Let us return to the conversation of transhumanism. If Musk’s technology is used purely to assist with medical conditions, we may celebrate it in the same way we praised the invention of the cochlear hearing device that restored hearing to so many.

However, if Musk embraces his previous discussions, such as those in Futurism – to see the brain act in symbiosis with AI and serve as an ‘upgrade’ to integrate wirelessly with technology – we would be well within the bounds of the ethically dubious transhumanist world.

Regardless of Musk’s fascination for technology and good intentions, what would an authoritarian government do if it could read the brainwaves of citizens remotely?

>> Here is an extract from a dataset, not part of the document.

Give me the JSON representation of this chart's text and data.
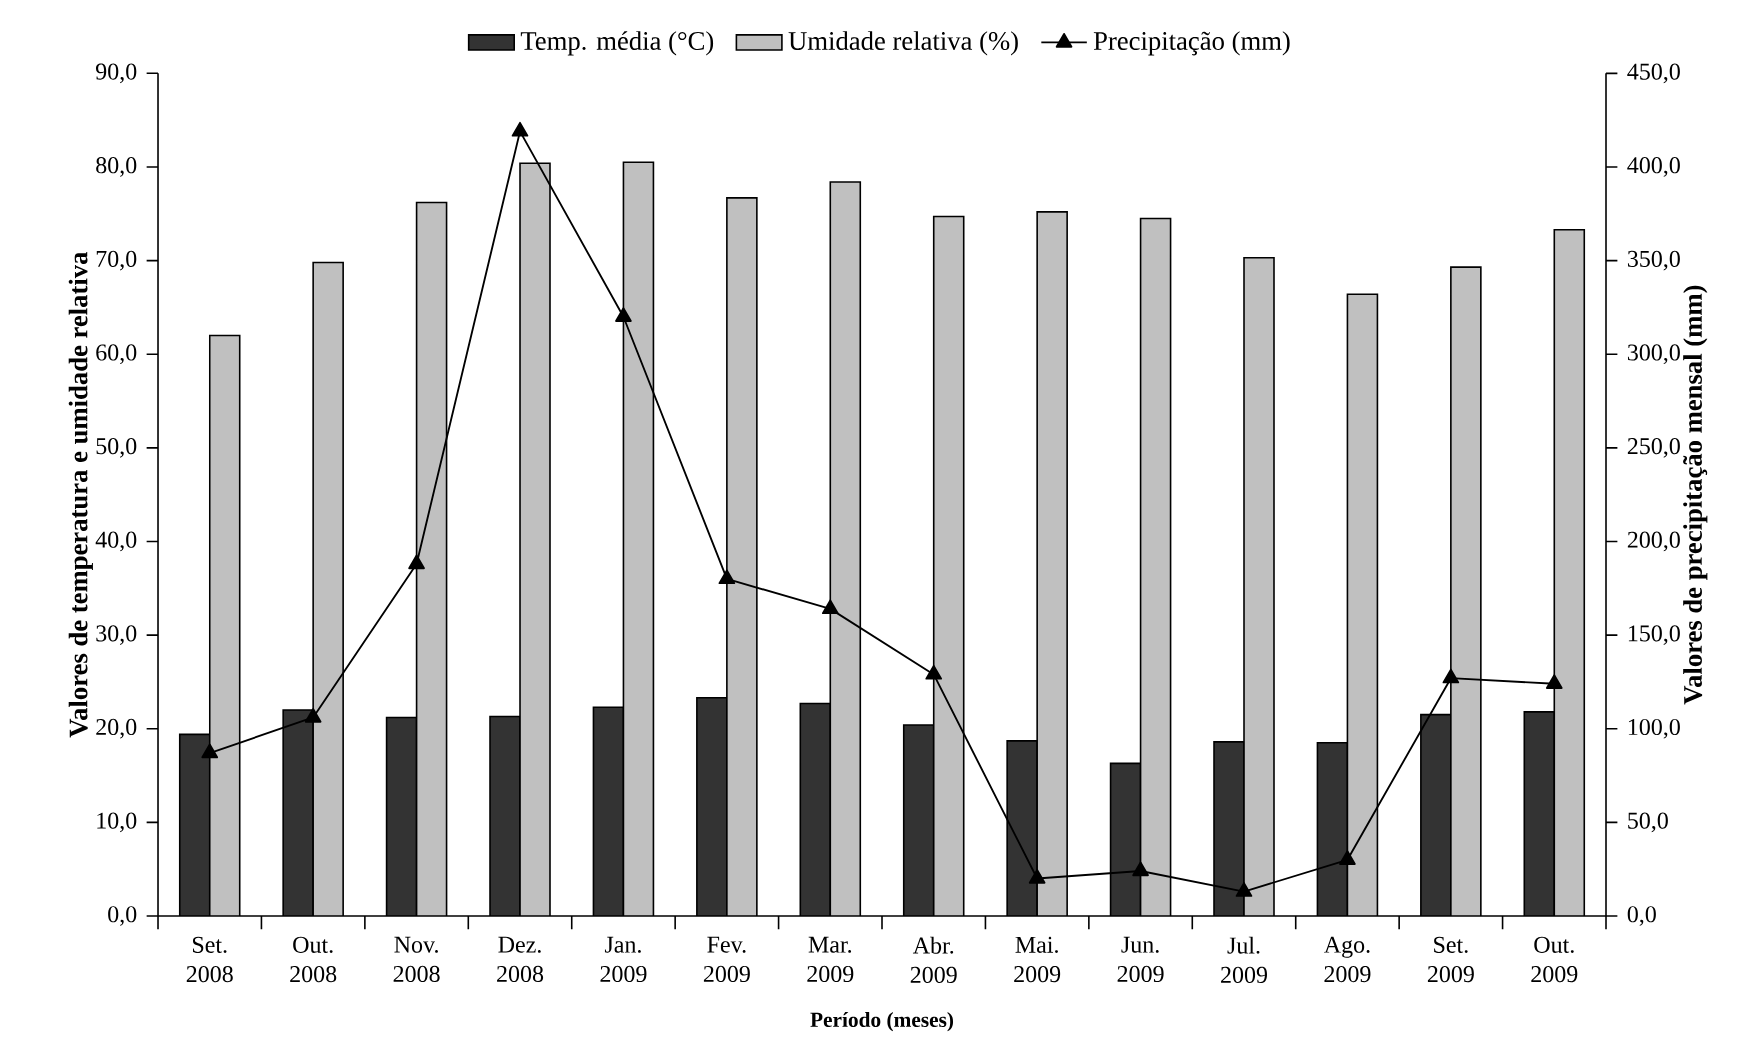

It’s already bad enough that you get door-knocked by police for liking the wrong Facebook post. Would Musk’s technology inadvertently create a future where people get arrested for literal wrong-think?

Good intentions can be the most dangerous thing in the world. Musk is a man that quite rightly champions free speech, but his technology could easily be commandeered by the worst dictators on the planet to end no only freedom of speech, but freedom of thought where there would be nowhere for a citizen to hide from their government, not even within their mind.

At some point those creating our future should stop asking, ‘Can I do this?’ and instead ask, ‘Should I do this…’ To this I add a second rule. When creating anything, be it a law or a piece of technology, the first question we should ask is, ‘What would Kim Jong-un do?’